I haven’t updated in a while. I’ve had things happen. These are the things.
I left Iowa City. I left America. I live in South Korea.
The reason I decided to leave was that I had very little in Iowa. I wanted to go into the film industry. Iowa abolished it. I loved the local music scene, and suddenly I felt abandoned by it. I drove a taxi, which left me more or less unemployable. I couldn’t be happy there, and anyone who met me, knew me, or hung out with me for more than five minutes there knew that. I left partially for a challenge and something new, and partially for the chance of something better upon my return. I love Iowa, I love Iowa City, I love the people there, but it seemed for quite some time that they didn’t love me back.

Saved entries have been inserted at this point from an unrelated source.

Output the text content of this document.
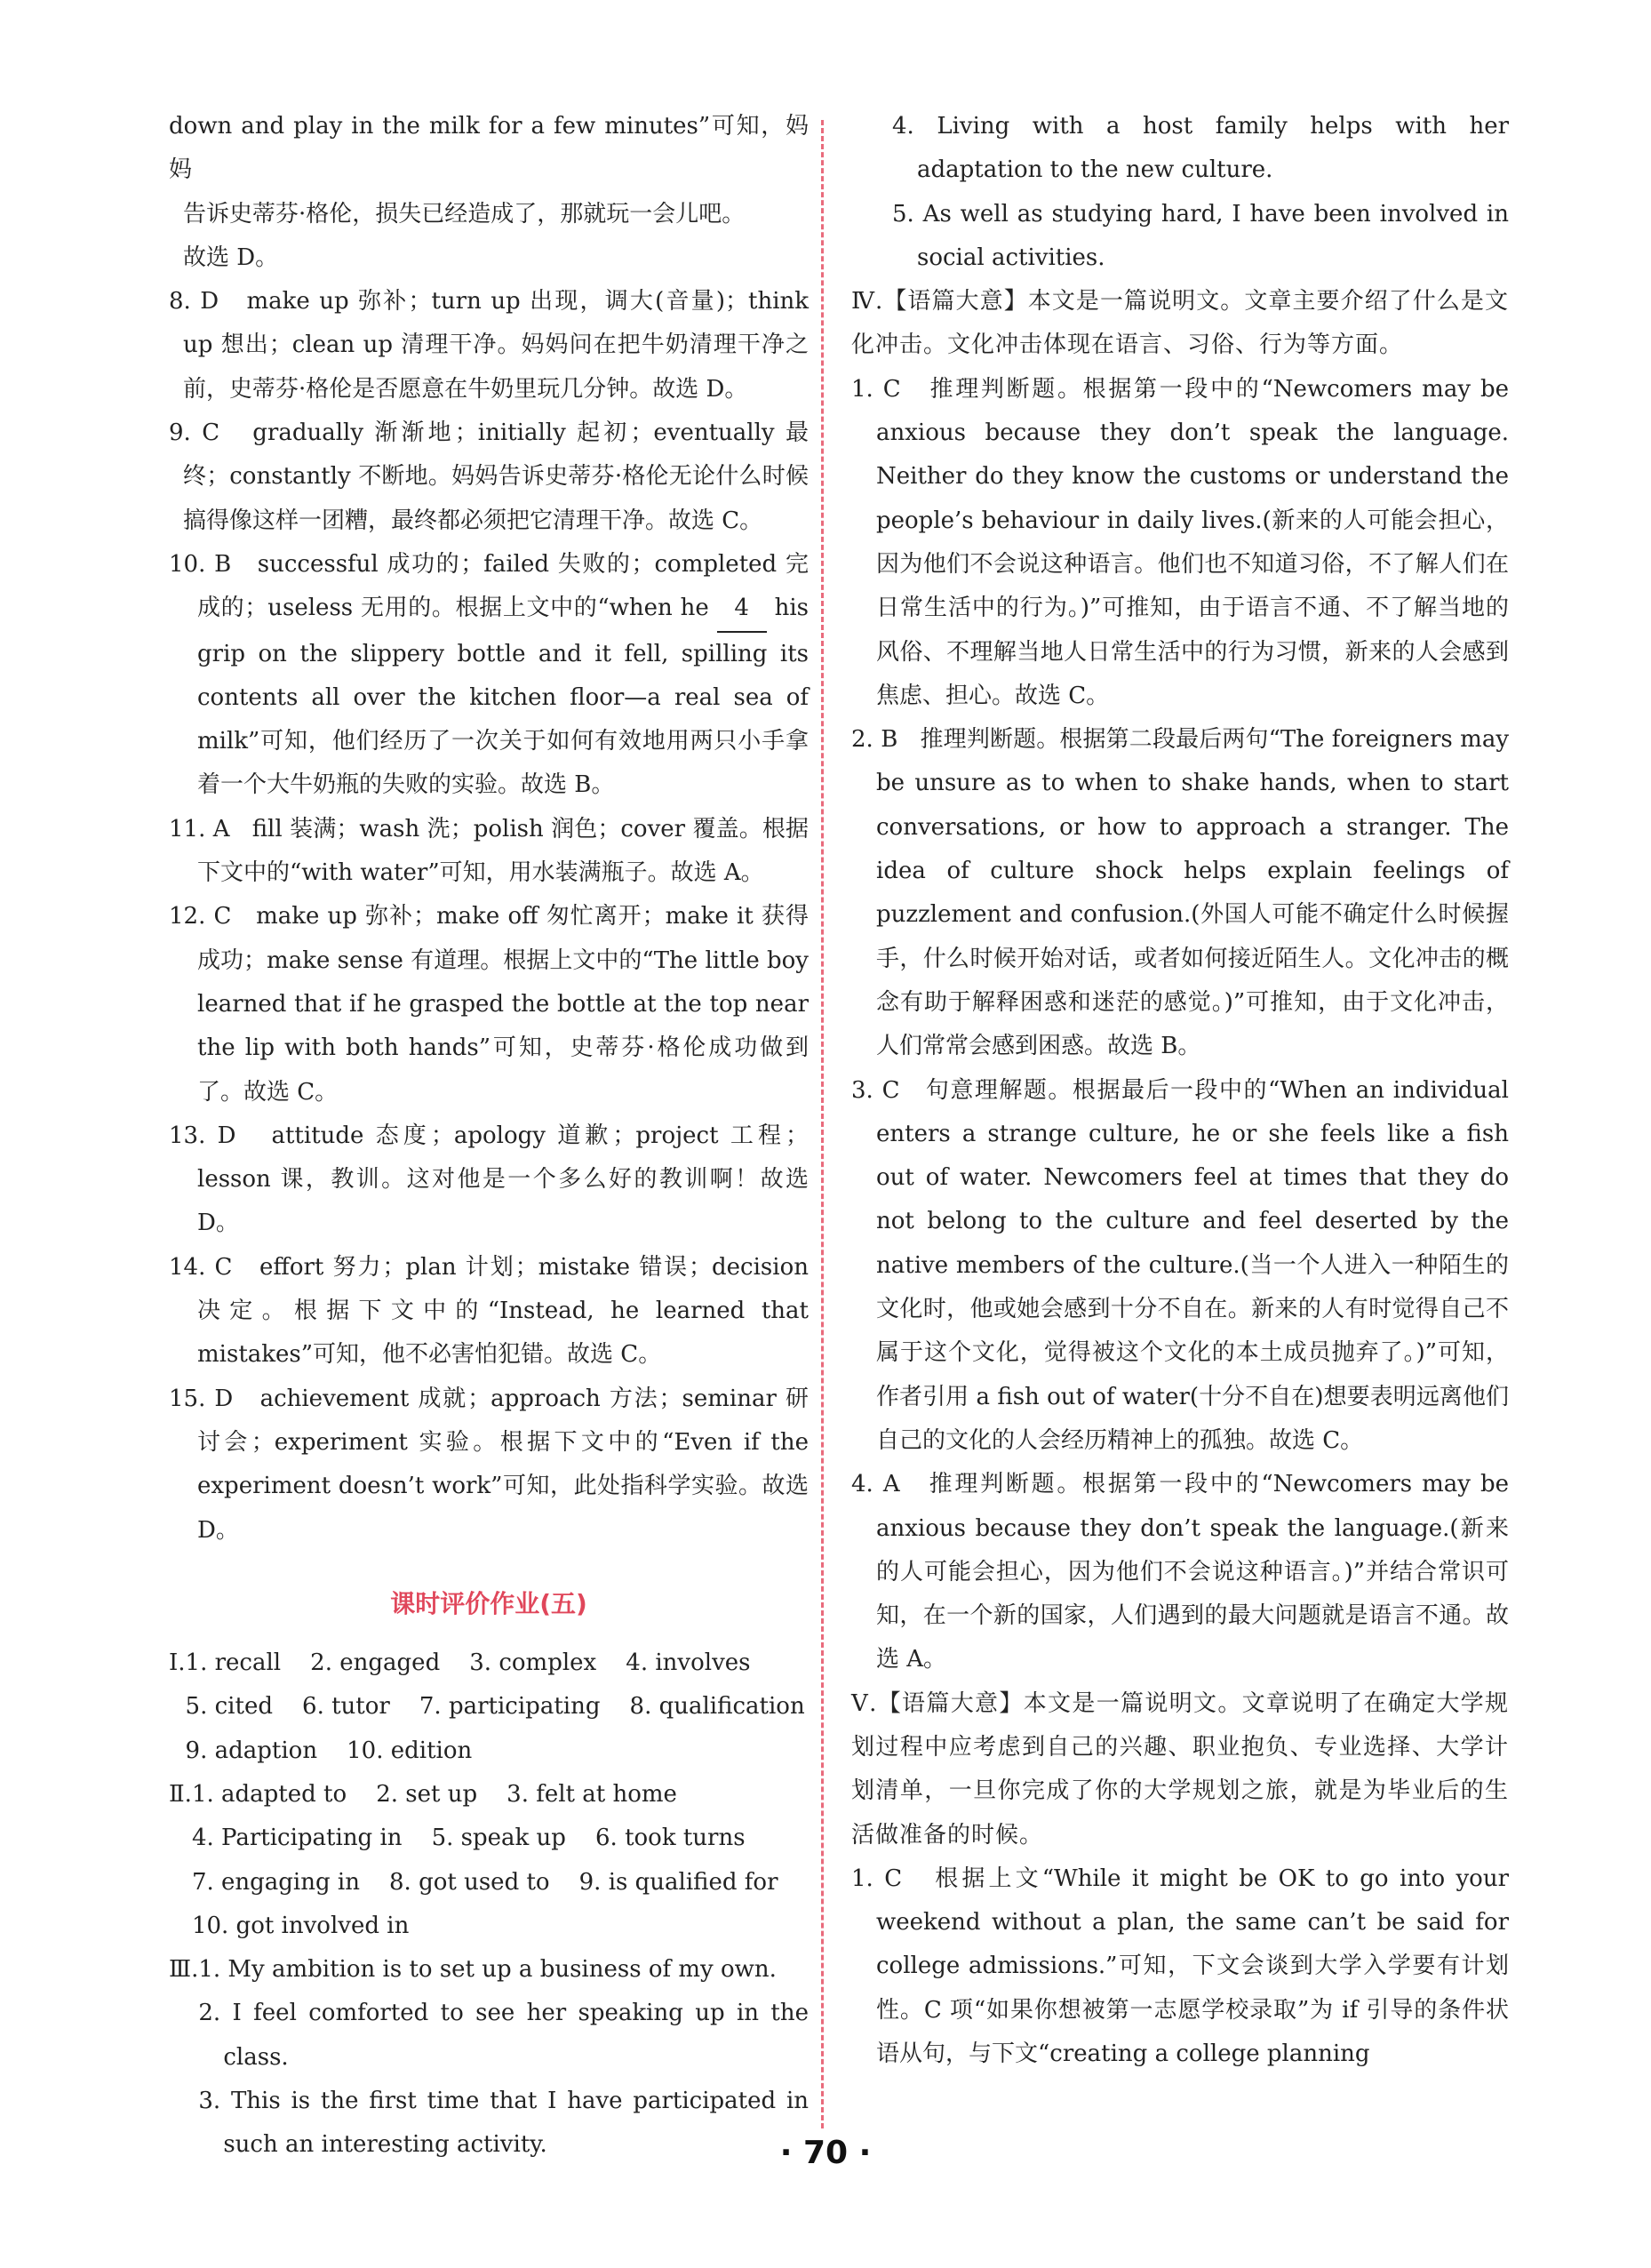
down and play in the milk for a few minutes”可知，妈妈

告诉史蒂芬·格伦，损失已经造成了，那就玩一会儿吧。

故选 D。

8. D make up 弥补；turn up 出现，调大(音量)；think up 想出；clean up 清理干净。妈妈问在把牛奶清理干净之前，史蒂芬·格伦是否愿意在牛奶里玩几分钟。故选 D。

9. C gradually 渐渐地；initially 起初；eventually 最终；constantly 不断地。妈妈告诉史蒂芬·格伦无论什么时候搞得像这样一团糟，最终都必须把它清理干净。故选 C。

10. B successful 成功的；failed 失败的；completed 完成的；useless 无用的。根据上文中的“when he 4 his grip on the slippery bottle and it fell, spilling its contents all over the kitchen floor—a real sea of milk”可知，他们经历了一次关于如何有效地用两只小手拿着一个大牛奶瓶的失败的实验。故选 B。

11. A fill 装满；wash 洗；polish 润色；cover 覆盖。根据下文中的“with water”可知，用水装满瓶子。故选 A。

12. C make up 弥补；make off 匆忙离开；make it 获得成功；make sense 有道理。根据上文中的“The little boy learned that if he grasped the bottle at the top near the lip with both hands”可知，史蒂芬·格伦成功做到了。故选 C。

13. D attitude 态度；apology 道歉；project 工程；lesson 课，教训。这对他是一个多么好的教训啊！故选 D。

14. C effort 努力；plan 计划；mistake 错误；decision 决定。根据下文中的“Instead, he learned that mistakes”可知，他不必害怕犯错。故选 C。

15. D achievement 成就；approach 方法；seminar 研讨会；experiment 实验。根据下文中的“Even if the experiment doesn’t work”可知，此处指科学实验。故选 D。

课时评价作业(五)
Ⅰ. 1. recall    2. engaged    3. complex    4. involves

5. cited    6. tutor    7. participating    8. qualification

9. adaption    10. edition

Ⅱ. 1. adapted to    2. set up    3. felt at home

4. Participating in    5. speak up    6. took turns

7. engaging in    8. got used to    9. is qualified for

10. got involved in

Ⅲ. 1. My ambition is to set up a business of my own.

2. I feel comforted to see her speaking up in the class.

3. This is the first time that I have participated in such an interesting activity.

4. Living with a host family helps with her adaptation to the new culture.

5. As well as studying hard, I have been involved in social activities.

Ⅳ.【语篇大意】本文是一篇说明文。文章主要介绍了什么是文化冲击。文化冲击体现在语言、习俗、行为等方面。

1. C 推理判断题。根据第一段中的“Newcomers may be anxious because they don’t speak the language. Neither do they know the customs or understand the people’s behaviour in daily lives.(新来的人可能会担心，因为他们不会说这种语言。他们也不知道习俗，不了解人们在日常生活中的行为。)”可推知，由于语言不通、不了解当地的风俗、不理解当地人日常生活中的行为习惯，新来的人会感到焦虑、担心。故选 C。

2. B 推理判断题。根据第二段最后两句“The foreigners may be unsure as to when to shake hands, when to start conversations, or how to approach a stranger. The idea of culture shock helps explain feelings of puzzlement and confusion.(外国人可能不确定什么时候握手，什么时候开始对话，或者如何接近陌生人。文化冲击的概念有助于解释困惑和迷茫的感觉。)”可推知，由于文化冲击，人们常常会感到困惑。故选 B。

3. C 句意理解题。根据最后一段中的“When an individual enters a strange culture, he or she feels like a fish out of water. Newcomers feel at times that they do not belong to the culture and feel deserted by the native members of the culture.(当一个人进入一种陌生的文化时，他或她会感到十分不自在。新来的人有时觉得自己不属于这个文化，觉得被这个文化的本土成员抛弃了。)”可知，作者引用 a fish out of water(十分不自在)想要表明远离他们自己的文化的人会经历精神上的孤独。故选 C。

4. A 推理判断题。根据第一段中的“Newcomers may be anxious because they don’t speak the language.(新来的人可能会担心，因为他们不会说这种语言。)”并结合常识可知，在一个新的国家，人们遇到的最大问题就是语言不通。故选 A。

Ⅴ.【语篇大意】本文是一篇说明文。文章说明了在确定大学规划过程中应考虑到自己的兴趣、职业抱负、专业选择、大学计划清单，一旦你完成了你的大学规划之旅，就是为毕业后的生活做准备的时候。

1. C 根据上文“While it might be OK to go into your weekend without a plan, the same can’t be said for college admissions.”可知，下文会谈到大学入学要有计划性。C 项“如果你想被第一志愿学校录取”为 if 引导的条件状语从句，与下文“creating a college planning

· 70 ·
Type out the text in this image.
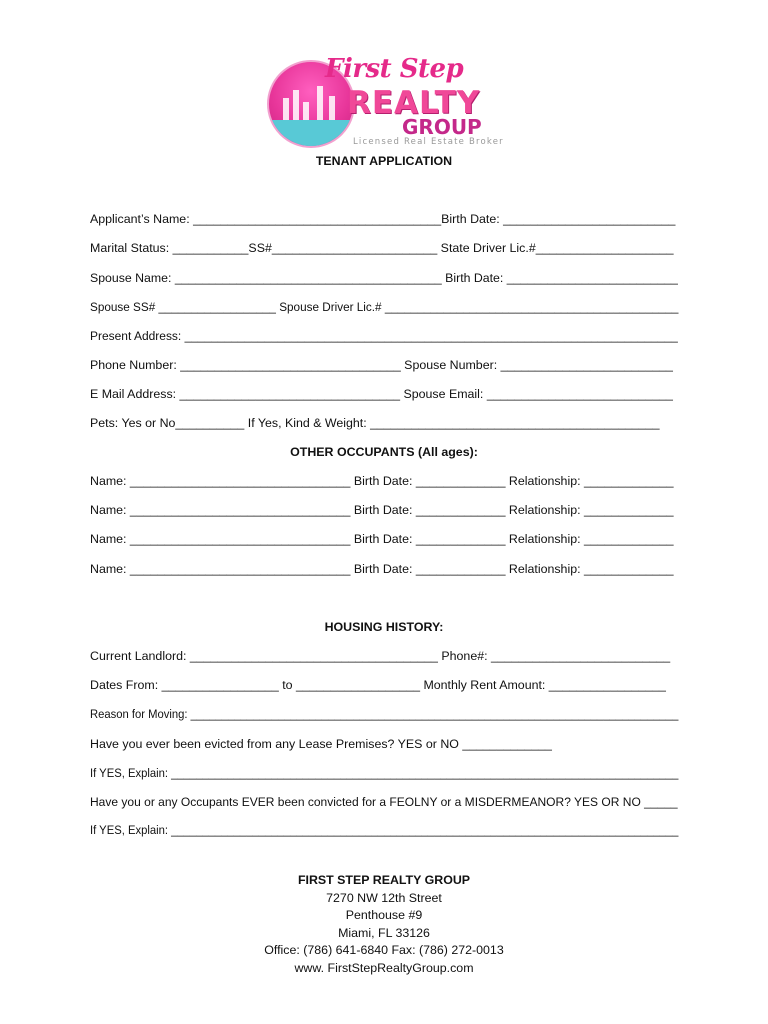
First Step
REALTY
GROUP
Licensed Real Estate Broker
TENANT APPLICATION
Applicant’s Name: ____________________________________Birth Date: _________________________
Marital Status: ___________SS#________________________ State Driver Lic.#____________________
Spouse Name: _______________________________________ Birth Date: _________________________
Spouse SS# __________________ Spouse Driver Lic.# _____________________________________________
Present Address: __________________________________________________________________________
Phone Number: ________________________________ Spouse Number: _________________________
E Mail Address: ________________________________ Spouse Email: ___________________________
Pets: Yes or No__________ If Yes, Kind & Weight: __________________________________________
OTHER OCCUPANTS (All ages):
Name: ________________________________ Birth Date: _____________ Relationship: _____________
Name: ________________________________ Birth Date: _____________ Relationship: _____________
Name: ________________________________ Birth Date: _____________ Relationship: _____________
Name: ________________________________ Birth Date: _____________ Relationship: _____________
HOUSING HISTORY:
Current Landlord: ____________________________________ Phone#: __________________________
Dates From: _________________ to __________________ Monthly Rent Amount: _________________
Reason for Moving: ______________________________________________________________________________
Have you ever been evicted from any Lease Premises? YES or NO _____________
If YES, Explain: _________________________________________________________________________________
Have you or any Occupants EVER been convicted for a FEOLNY or a MISDERMEANOR? YES OR NO _____
If YES, Explain: _________________________________________________________________________________
FIRST STEP REALTY GROUP
7270 NW 12th Street
Penthouse #9
Miami, FL 33126
Office: (786) 641-6840 Fax: (786) 272-0013
www. FirstStepRealtyGroup.com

Last week my wonderful grandfather had an aneurism burst. He was rushed to the Mayo Clinic and given a twenty percent chance to live. He’s been in the hospital for the last week, but is hoping to go home soon. Because he’s a stubborn badass. Whisky and a pipe. Before I left, I had the idea of interviewing him, and having an audio history of him, and my grandmother, and our family, and I still love the idea. I hope to do some recording soon, whenever I get back to the states.
Last weekend my amazing girlfriend/partner/best friend made a decision, the best one for her, and broke it off. I’m in a horrible state, but I can’t blame her. Remember when I said that anyone who knew me in Iowa knew I was miserable there? She had to live with that, for years, and she was incredible and supportive through all of it. I don’t blame her, and while I still love her more than anything, I respect her decision.
I don’t know what will happen next winter when I decide if I stay here or leave. Maybe I’ll stay. Maybe I’ll move to New York and try to be a thirty two year old production assistant. Maybe I’ll go into fine woodworking (I’m completely serious about this.) Maybe I’ll go back to Iowa and try to scrape something out. I have no idea.
For anyone who’s had to deal with me in the last week or so please accept my humblest apologies.
Whatever happens, like Grandpa Skaden, I’ll remain stoic and stubborn. And fuck anyone who says otherwise. Badass runs in the family.